Looking back, changing that threshold to measure total nitrogen loadings would mean that local governments would have needed to reduce nitrogen by an average of 83 tons per year between 2012 and 2021, but up to 150 tons in rainy years. “That’s a heck of a lot of nitrogen and it requires significant investments to capture,” Burke said.
An assimilative capacity study now underway will help determine which management actions would bring Old Tampa Bay back from what could be a tipping point. TBEP’s Tampa Bay Nutrient Management Consortium and its Technical Advisory Committee, the Tampa Bay Regional Planning Council’s Agency on Bay and Coastal Management, and state and federal regulators are currently working together to determine which management actions will be needed.
The consortium, which includes businesses, industries, and local governments, is committed to bringing Old Tampa Bay back to health. “We’ve had one-on-one meetings with the entities discharging into Old Tampa Bay, mainly local governments like cities and counties,” Burke said. “They all agree that the marginal condition of Old Tampa Bay is not acceptable, and many think that regulatory requirements will be needed to generate the political will for the necessary investments.”

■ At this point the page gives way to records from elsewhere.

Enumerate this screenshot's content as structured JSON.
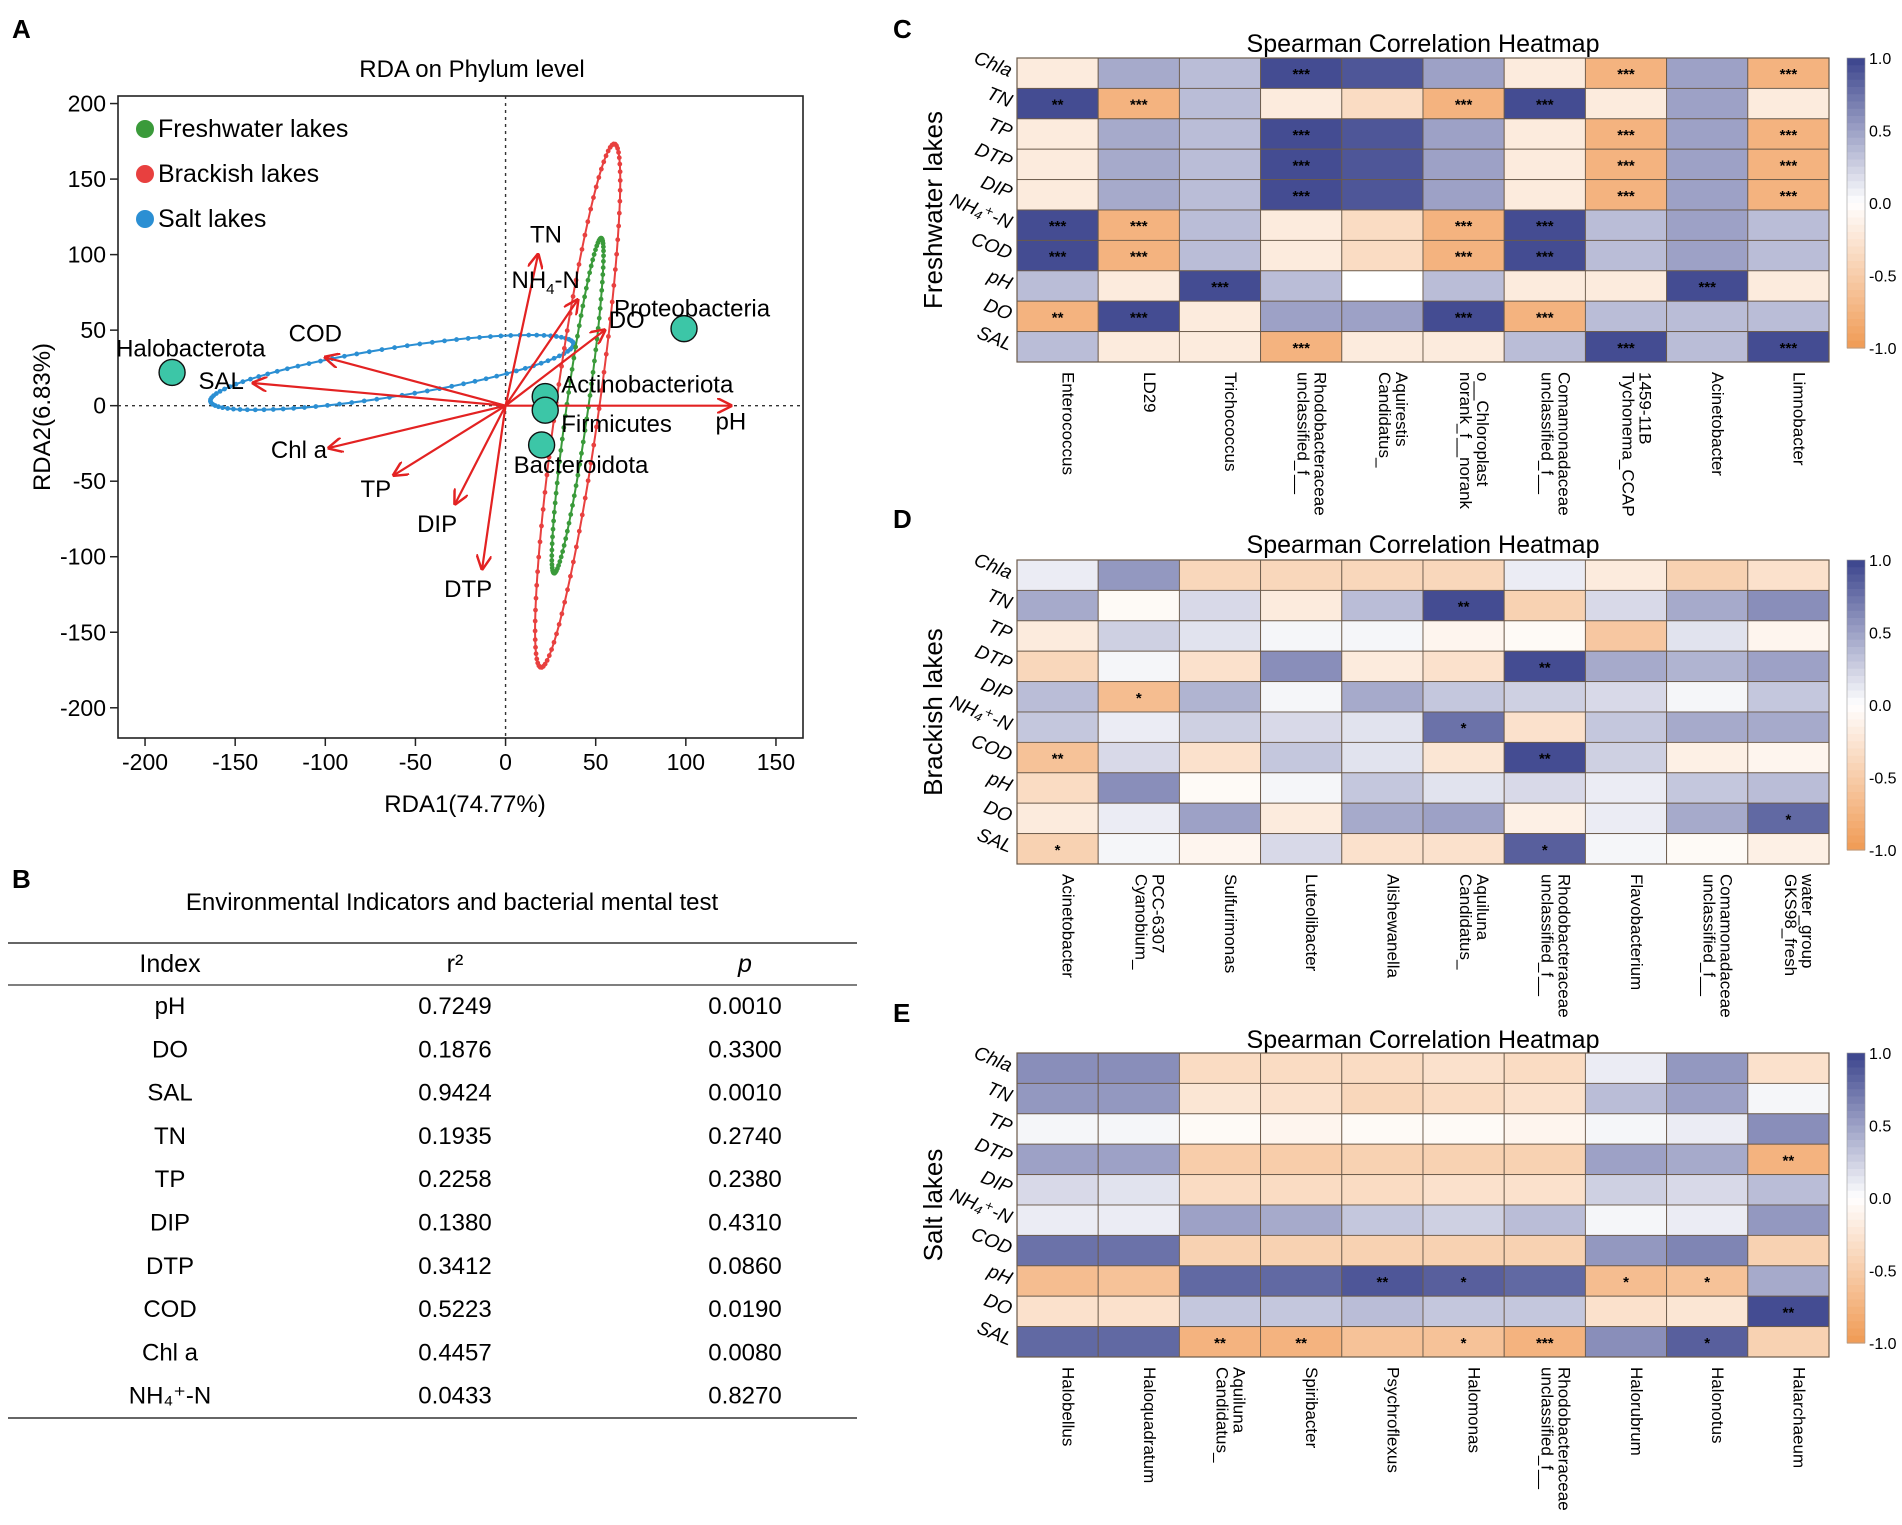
{
  "panel_labels": {
    "a": "A",
    "b": "B",
    "c": "C",
    "d": "D",
    "e": "E"
  },
  "chart_data": [
    {
      "type": "scatter",
      "id": "rda",
      "title": "RDA on Phylum level",
      "xlabel": "RDA1(74.77%)",
      "ylabel": "RDA2(6.83%)",
      "xlim": [
        -215,
        165
      ],
      "ylim": [
        -220,
        205
      ],
      "xticks": [
        -200,
        -150,
        -100,
        -50,
        0,
        50,
        100,
        150
      ],
      "yticks": [
        200,
        150,
        100,
        50,
        0,
        -50,
        -100,
        -150,
        -200
      ],
      "legend": [
        {
          "label": "Freshwater lakes",
          "color": "#3a9a3a"
        },
        {
          "label": "Brackish lakes",
          "color": "#e8403f"
        },
        {
          "label": "Salt lakes",
          "color": "#2b8fd3"
        }
      ],
      "species": [
        {
          "name": "Proteobacteria",
          "x": 99,
          "y": 51
        },
        {
          "name": "Halobacterota",
          "x": -185,
          "y": 22
        },
        {
          "name": "Actinobacteriota",
          "x": 22,
          "y": 6
        },
        {
          "name": "Firmicutes",
          "x": 22,
          "y": -3
        },
        {
          "name": "Bacteroidota",
          "x": 20,
          "y": -26
        }
      ],
      "arrows": [
        {
          "name": "TN",
          "x": 18,
          "y": 100
        },
        {
          "name": "NH4-N",
          "x": 40,
          "y": 70
        },
        {
          "name": "DO",
          "x": 55,
          "y": 50
        },
        {
          "name": "pH",
          "x": 125,
          "y": 0
        },
        {
          "name": "COD",
          "x": -100,
          "y": 32
        },
        {
          "name": "SAL",
          "x": -140,
          "y": 15
        },
        {
          "name": "Chl a",
          "x": -98,
          "y": -28
        },
        {
          "name": "TP",
          "x": -62,
          "y": -46
        },
        {
          "name": "DIP",
          "x": -28,
          "y": -65
        },
        {
          "name": "DTP",
          "x": -13,
          "y": -108
        }
      ],
      "ellipses": [
        {
          "group": "Salt lakes",
          "cx": -63,
          "cy": 22,
          "rx": 102,
          "ry": 16,
          "angle_deg": 9,
          "color": "#2b8fd3"
        },
        {
          "group": "Brackish lakes",
          "cx": 40,
          "cy": 0,
          "rx": 12,
          "ry": 175,
          "angle_deg": -8,
          "color": "#e8403f"
        },
        {
          "group": "Freshwater lakes",
          "cx": 40,
          "cy": 0,
          "rx": 6,
          "ry": 112,
          "angle_deg": -8,
          "color": "#3a9a3a"
        }
      ]
    },
    {
      "type": "table",
      "id": "mantel",
      "title": "Environmental Indicators and bacterial mental test",
      "columns": [
        "Index",
        "r²",
        "p"
      ],
      "rows": [
        [
          "pH",
          "0.7249",
          "0.0010"
        ],
        [
          "DO",
          "0.1876",
          "0.3300"
        ],
        [
          "SAL",
          "0.9424",
          "0.0010"
        ],
        [
          "TN",
          "0.1935",
          "0.2740"
        ],
        [
          "TP",
          "0.2258",
          "0.2380"
        ],
        [
          "DIP",
          "0.1380",
          "0.4310"
        ],
        [
          "DTP",
          "0.3412",
          "0.0860"
        ],
        [
          "COD",
          "0.5223",
          "0.0190"
        ],
        [
          "Chl a",
          "0.4457",
          "0.0080"
        ],
        [
          "NH₄⁺-N",
          "0.0433",
          "0.8270"
        ]
      ]
    },
    {
      "type": "heatmap",
      "id": "freshwater",
      "title": "Spearman Correlation Heatmap",
      "ylabel": "Freshwater lakes",
      "rows": [
        "Chla",
        "TN",
        "TP",
        "DTP",
        "DIP",
        "NH₄⁺-N",
        "COD",
        "pH",
        "DO",
        "SAL"
      ],
      "columns": [
        "Enterococcus",
        "LD29",
        "Trichococcus",
        "Rhodobacteraceae\nunclassified_f__",
        "Aquirestis\nCandidatus_",
        "o__Chloroplast\nnorank_f__norank",
        "Comamonadaceae\nunclassified_f__",
        "1459-11B\nTychonema_CCAP",
        "Acinetobacter",
        "Limnobacter"
      ],
      "values": [
        [
          -0.2,
          0.45,
          0.35,
          0.95,
          0.9,
          0.5,
          -0.2,
          -0.75,
          0.5,
          -0.75
        ],
        [
          0.95,
          -0.75,
          0.35,
          -0.2,
          -0.35,
          -0.75,
          0.95,
          -0.2,
          0.5,
          -0.2
        ],
        [
          -0.2,
          0.45,
          0.35,
          0.95,
          0.9,
          0.5,
          -0.2,
          -0.75,
          0.5,
          -0.75
        ],
        [
          -0.2,
          0.45,
          0.35,
          0.95,
          0.9,
          0.5,
          -0.2,
          -0.75,
          0.5,
          -0.75
        ],
        [
          -0.2,
          0.45,
          0.35,
          0.95,
          0.9,
          0.5,
          -0.2,
          -0.75,
          0.5,
          -0.75
        ],
        [
          0.95,
          -0.75,
          0.35,
          -0.2,
          -0.35,
          -0.75,
          0.95,
          0.35,
          0.5,
          0.35
        ],
        [
          0.95,
          -0.75,
          0.35,
          -0.2,
          -0.35,
          -0.75,
          0.95,
          0.35,
          0.5,
          0.35
        ],
        [
          0.35,
          -0.2,
          0.95,
          0.35,
          0.0,
          0.35,
          -0.2,
          -0.2,
          0.95,
          -0.2
        ],
        [
          -0.75,
          0.95,
          -0.2,
          0.5,
          0.5,
          0.95,
          -0.75,
          0.35,
          0.35,
          0.35
        ],
        [
          0.35,
          -0.2,
          -0.2,
          -0.75,
          -0.2,
          -0.2,
          0.35,
          0.95,
          0.35,
          0.95
        ]
      ],
      "stars": [
        [
          "",
          "",
          "",
          "***",
          "",
          "",
          "",
          "***",
          "",
          "***"
        ],
        [
          "**",
          "***",
          "",
          "",
          "",
          "***",
          "***",
          "",
          "",
          ""
        ],
        [
          "",
          "",
          "",
          "***",
          "",
          "",
          "",
          "***",
          "",
          "***"
        ],
        [
          "",
          "",
          "",
          "***",
          "",
          "",
          "",
          "***",
          "",
          "***"
        ],
        [
          "",
          "",
          "",
          "***",
          "",
          "",
          "",
          "***",
          "",
          "***"
        ],
        [
          "***",
          "***",
          "",
          "",
          "",
          "***",
          "***",
          "",
          "",
          ""
        ],
        [
          "***",
          "***",
          "",
          "",
          "",
          "***",
          "***",
          "",
          "",
          ""
        ],
        [
          "",
          "",
          "***",
          "",
          "",
          "",
          "",
          "",
          "***",
          ""
        ],
        [
          "**",
          "***",
          "",
          "",
          "",
          "***",
          "***",
          "",
          "",
          ""
        ],
        [
          "",
          "",
          "",
          "***",
          "",
          "",
          "",
          "***",
          "",
          "***"
        ]
      ],
      "scale": {
        "min": -1.0,
        "max": 1.0,
        "ticks": [
          "1.0",
          "0.5",
          "0.0",
          "-0.5",
          "-1.0"
        ]
      }
    },
    {
      "type": "heatmap",
      "id": "brackish",
      "title": "Spearman Correlation Heatmap",
      "ylabel": "Brackish lakes",
      "rows": [
        "Chla",
        "TN",
        "TP",
        "DTP",
        "DIP",
        "NH₄⁺-N",
        "COD",
        "pH",
        "DO",
        "SAL"
      ],
      "columns": [
        "Acinetobacter",
        "PCC-6307\nCyanobium_",
        "Sulfurimonas",
        "Luteolibacter",
        "Alishewanella",
        "Aquiluna\nCandidatus_",
        "Rhodobacteraceae\nunclassified_f__",
        "Flavobacterium",
        "Comamonadaceae\nunclassified_f__",
        "water_group\nGKS98_fresh"
      ],
      "values": [
        [
          0.1,
          0.55,
          -0.4,
          -0.4,
          -0.4,
          -0.4,
          0.1,
          -0.2,
          -0.45,
          -0.3
        ],
        [
          0.45,
          -0.05,
          0.2,
          -0.2,
          0.35,
          0.95,
          -0.45,
          0.2,
          0.45,
          0.6
        ],
        [
          -0.2,
          0.25,
          0.15,
          0.05,
          0.05,
          -0.1,
          -0.05,
          -0.55,
          0.15,
          -0.1
        ],
        [
          -0.4,
          0.05,
          -0.3,
          0.6,
          -0.2,
          -0.3,
          0.95,
          0.45,
          0.4,
          0.5
        ],
        [
          0.35,
          -0.65,
          0.4,
          0.05,
          0.45,
          0.3,
          0.25,
          0.2,
          0.05,
          0.3
        ],
        [
          0.3,
          0.1,
          0.25,
          0.2,
          0.15,
          0.75,
          -0.3,
          0.3,
          0.45,
          0.45
        ],
        [
          -0.6,
          0.2,
          -0.3,
          0.3,
          0.15,
          -0.25,
          0.95,
          0.25,
          -0.15,
          -0.1
        ],
        [
          -0.35,
          0.6,
          -0.05,
          0.05,
          0.3,
          0.15,
          0.2,
          0.1,
          0.3,
          0.35
        ],
        [
          -0.2,
          0.1,
          0.5,
          -0.2,
          0.45,
          0.5,
          -0.15,
          0.1,
          0.45,
          0.8
        ],
        [
          -0.45,
          0.05,
          -0.1,
          0.2,
          -0.3,
          -0.3,
          0.85,
          0.05,
          -0.05,
          -0.15
        ]
      ],
      "stars": [
        [
          "",
          "",
          "",
          "",
          "",
          "",
          "",
          "",
          "",
          ""
        ],
        [
          "",
          "",
          "",
          "",
          "",
          "**",
          "",
          "",
          "",
          ""
        ],
        [
          "",
          "",
          "",
          "",
          "",
          "",
          "",
          "",
          "",
          ""
        ],
        [
          "",
          "",
          "",
          "",
          "",
          "",
          "**",
          "",
          "",
          ""
        ],
        [
          "",
          "*",
          "",
          "",
          "",
          "",
          "",
          "",
          "",
          ""
        ],
        [
          "",
          "",
          "",
          "",
          "",
          "*",
          "",
          "",
          "",
          ""
        ],
        [
          "**",
          "",
          "",
          "",
          "",
          "",
          "**",
          "",
          "",
          ""
        ],
        [
          "",
          "",
          "",
          "",
          "",
          "",
          "",
          "",
          "",
          ""
        ],
        [
          "",
          "",
          "",
          "",
          "",
          "",
          "",
          "",
          "",
          "*"
        ],
        [
          "*",
          "",
          "",
          "",
          "",
          "",
          "*",
          "",
          "",
          ""
        ]
      ],
      "scale": {
        "min": -1.0,
        "max": 1.0,
        "ticks": [
          "1.0",
          "0.5",
          "0.0",
          "-0.5",
          "-1.0"
        ]
      }
    },
    {
      "type": "heatmap",
      "id": "salt",
      "title": "Spearman Correlation Heatmap",
      "ylabel": "Salt lakes",
      "rows": [
        "Chla",
        "TN",
        "TP",
        "DTP",
        "DIP",
        "NH₄⁺-N",
        "COD",
        "pH",
        "DO",
        "SAL"
      ],
      "columns": [
        "Halobellus",
        "Haloquadratum",
        "Aquiluna\nCandidatus_",
        "Spiribacter",
        "Psychroflexus",
        "Halomonas",
        "Rhodobacteraceae\nunclassified_f__",
        "Halorubrum",
        "Halonotus",
        "Halarchaeum"
      ],
      "values": [
        [
          0.6,
          0.6,
          -0.35,
          -0.35,
          -0.35,
          -0.3,
          -0.35,
          0.1,
          0.55,
          -0.3
        ],
        [
          0.55,
          0.55,
          -0.25,
          -0.3,
          -0.4,
          -0.35,
          -0.3,
          0.35,
          0.5,
          0.05
        ],
        [
          0.05,
          0.05,
          -0.05,
          -0.1,
          -0.05,
          -0.05,
          -0.1,
          0.05,
          0.1,
          0.6
        ],
        [
          0.5,
          0.5,
          -0.5,
          -0.5,
          -0.45,
          -0.45,
          -0.45,
          0.5,
          0.45,
          -0.75
        ],
        [
          0.2,
          0.15,
          -0.35,
          -0.35,
          -0.35,
          -0.3,
          -0.3,
          0.25,
          0.2,
          0.35
        ],
        [
          0.1,
          0.1,
          0.5,
          0.45,
          0.3,
          0.25,
          0.35,
          0.05,
          0.1,
          0.55
        ],
        [
          0.75,
          0.75,
          -0.45,
          -0.45,
          -0.45,
          -0.45,
          -0.45,
          0.55,
          0.65,
          -0.45
        ],
        [
          -0.65,
          -0.6,
          0.8,
          0.8,
          0.9,
          0.85,
          0.8,
          -0.65,
          -0.6,
          0.45
        ],
        [
          -0.3,
          -0.3,
          0.3,
          0.3,
          0.35,
          0.3,
          0.3,
          -0.3,
          -0.25,
          0.95
        ],
        [
          0.8,
          0.8,
          -0.75,
          -0.75,
          -0.6,
          -0.6,
          -0.75,
          0.6,
          0.85,
          -0.45
        ]
      ],
      "stars": [
        [
          "",
          "",
          "",
          "",
          "",
          "",
          "",
          "",
          "",
          ""
        ],
        [
          "",
          "",
          "",
          "",
          "",
          "",
          "",
          "",
          "",
          ""
        ],
        [
          "",
          "",
          "",
          "",
          "",
          "",
          "",
          "",
          "",
          ""
        ],
        [
          "",
          "",
          "",
          "",
          "",
          "",
          "",
          "",
          "",
          "**"
        ],
        [
          "",
          "",
          "",
          "",
          "",
          "",
          "",
          "",
          "",
          ""
        ],
        [
          "",
          "",
          "",
          "",
          "",
          "",
          "",
          "",
          "",
          ""
        ],
        [
          "",
          "",
          "",
          "",
          "",
          "",
          "",
          "",
          "",
          ""
        ],
        [
          "",
          "",
          "",
          "",
          "**",
          "*",
          "",
          "*",
          "*",
          ""
        ],
        [
          "",
          "",
          "",
          "",
          "",
          "",
          "",
          "",
          "",
          "**"
        ],
        [
          "",
          "",
          "**",
          "**",
          "",
          "*",
          "***",
          "",
          "*",
          ""
        ]
      ],
      "scale": {
        "min": -1.0,
        "max": 1.0,
        "ticks": [
          "1.0",
          "0.5",
          "0.0",
          "-0.5",
          "-1.0"
        ]
      }
    }
  ]
}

While the total nitrogen loadings to Tampa Bay – 486 tons per year – hasn’t changed, permit holders must meet those thresholds in order to stay in compliance “We can’t predict rainy years, and it is very likely that permittees may be out of compliance during wet years,” Burke said. “That will make it even more important for them to report on load reduction projects that demonstrate reasonable assurance to state regulators.”

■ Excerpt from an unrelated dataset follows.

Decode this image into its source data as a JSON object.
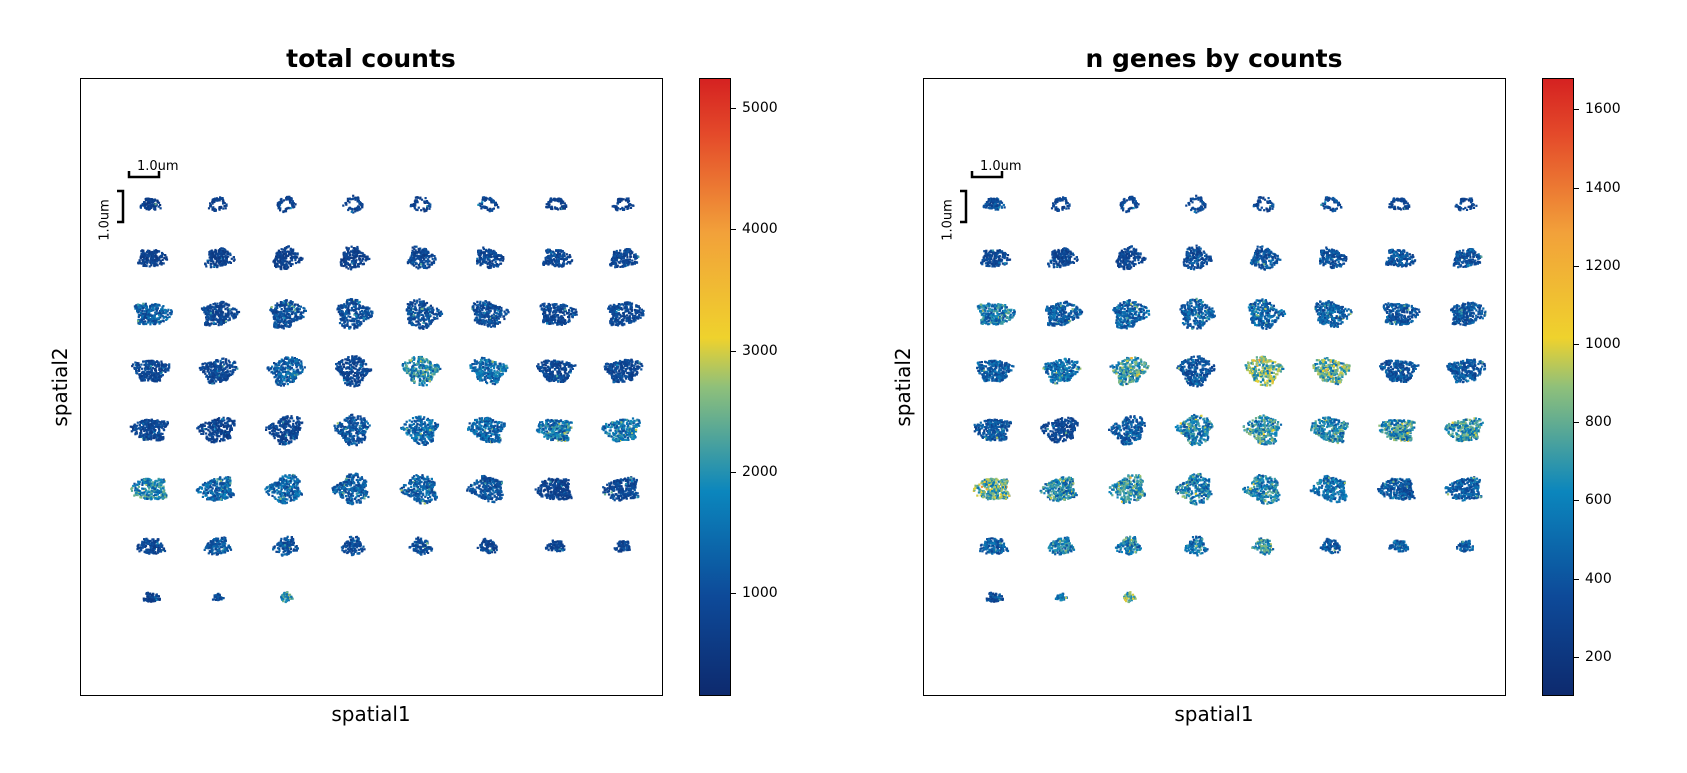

With an average 83 tons of nitrogen – or 11% to 63% of total loadings depending upon rainfall in the 2012 to 2021 period – to be removed from Old Tampa Bay, there’s no silver bullet, and managers are considering a wide range of options:
· State regulations will require that all non-beneficial wastewater discharges to surface waters must be eliminated by 2032. If fully implemented, it would remove about 92 tons of nitrogen every year, but the legislation does provide some loopholes, including the expanded use of reclaimed water that could potentially be released as it is used.

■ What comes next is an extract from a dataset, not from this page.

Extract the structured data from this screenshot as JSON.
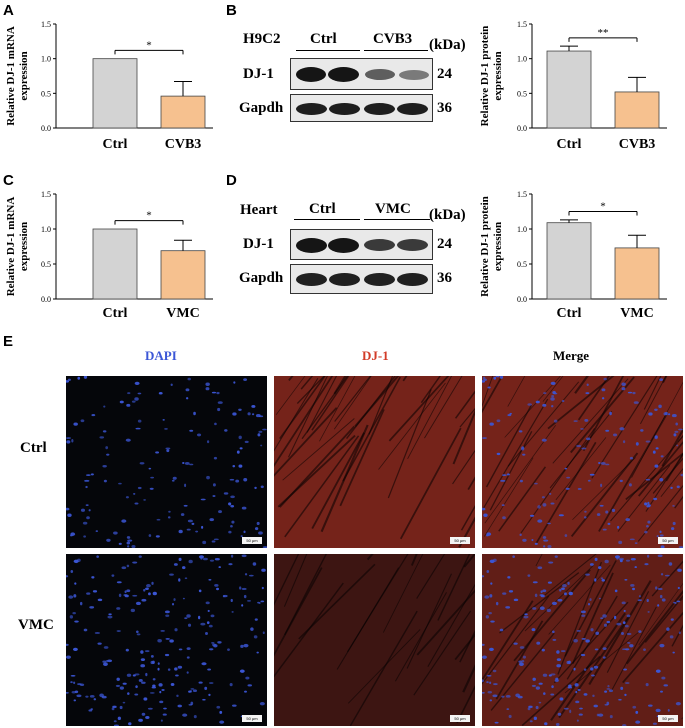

· A multi-jurisdictional study to identify and implement improvements to stormwater flowing into Old Tampa Bay is currently underway with funding through the RESTORE Act.
· Tampa Bay Water (TBW) has proposed building a reservoir near the Lake Tarpon outfall for use as potable water that would reduce freshwater inflow into Old Tampa Bay. TBEP supports that proposal, noting that TBW’s withdrawals from the Alafia River are among the most significant nitrogen load reduction projects in the region.
· The three causeways spanning Old Tampa Bay – Courtney Campell to the north, Howard Frankland across the center, and Gandy at the segment’s southern border – all significantly impede tidal flow, but significant revisions to those causeways are not planned. They could be helpful in the future, based on a 2018 project that improved water quality by increasing flow.
· Oyster restoration projects hold some promise, particularly in reducing the negative impacts of the annual Pyrodinium blooms that have occurred annually since 2000, although large-scale testing is still years away.
“What we’ve seen in the Old Tampa Bay segment is an insufficient number of projects that can remedy the loss of seagrasses,” Burke said. “The problem is that, from a nitrogen loading perspective, we are meeting state regulatory thresholds because compliance is assessed based upon a hydrologically normalized load that was established using rainfall measured 30 years ago. We are periodically out of compliance with the chlorophyll-a standard and the assimilative capacity assessment project suggests that chlorophyl-al is responding to actual loads more strongly than normalized ones.”
As bay managers work toward solutions, Burke stresses that none of the projects – or their costs to local governments – have been finalized. “There are no done deals – they’re all decisions that the Nitrogen Management Consortium and the community more broadly will need to weigh in on.”